Belajar Teater Belajar Kehidupan

Seseorang pernah bilang-maaf saya lupa namanya-begini,”Kalau kamu ingin belajar seni, maka datanglah ke Bandung, Jakarta, Yogjakarta atau Tasikmalaya. Kalau kamu belum kesana tidak afdol, pelajaran seni kamu belum khatam.” Bisa jadi benar bisa salah, bisa jadi ada persepsi begitu karena di Kota Bandung salah satu gudang ilmu seni. Kenapa saya berani mengatakan bahwa seni adalah sebuah ilmu, karena di Bandung banyak institusi yang mengkaji ilmu seni dan desain. Diantaranya, ITB (Institut Teknologi Bandung), UPI (Universitas Pendidikan Indonesia), UNPAS (Universitas Pasundan), STSI sekarang ISBI (Institut Seni Bandung Indonesia), STDI, Maranatha, Widyatama, ITENAS, Universitas Telkom. Dan jangan lupa, di Bandung banyak sanggar-sanggar, kantung budaya, ruang-ruang budaya, ruang diskusi, galeri, tempat pertunjukan yang kemungkinan langka di kota lain. Atmosfir berkesenian dan berkarya lainnya di Bandung sangat mendukung. 

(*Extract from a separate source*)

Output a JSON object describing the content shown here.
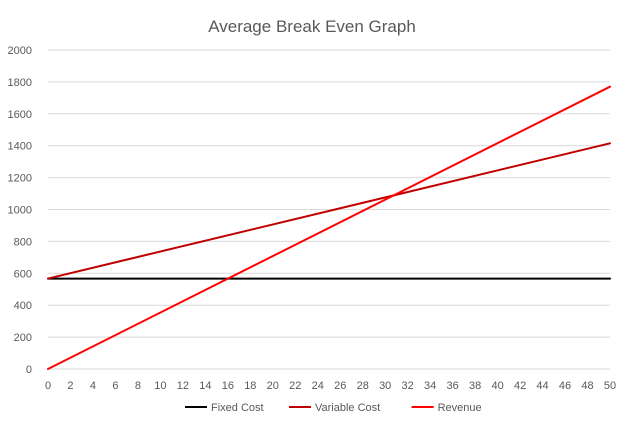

Mungkin karena pendidikan inilah, orang-orang yang hidup di Bandung kreatifitasnya tak terbatas, berani berekspresi dan berani mewujudkan idenya. Kota ini memberi aura yang berbeda dalam melahirkan karya seni. Bandung menjadi kota yang hidup, berkarakter dan punya jiwa.


Kebetulan, saya lahir di Bandung, sejak kecil pernah diajak ke acara-acara pertunjukan teater dan melihat orang-orang latihan teater di halaman rumah. Tak hanya itu, kadang-kadang, saya suka melihat orang-orang mengekspresikan gambarnya di atas kanvas, pertunjukan-pertunjukan di panggung budaya dan datang ke acara pasar seni yang sering di gelar di setiap sudut kampus. Keindahan seni ini telah saya nikmati sejak kecil, bisa jadi karena pengalaman visual saat dini, muncul keinginan untuk bisa keliling Indonesia bahkan dunia untuk menikmati berbagai pertunjukan maupun pameran seni di berbagai tempat. Bahkan kalau bisa, saya ingin bisa menjadi pelaku mendapat kesempatan keliling dunia sambil berkarya. Ini keinginan masa kecil saya yang tak berani saya tunjukan ketika saya tumbuh remaja. Berjalan dengan waktu dan pertemuan dengan berbagai teman-teman di SMA, orientasi saya berubah yaitu ingin kuliah agar mudah mendapat pekerjaan. Haha! Standar banget, kan.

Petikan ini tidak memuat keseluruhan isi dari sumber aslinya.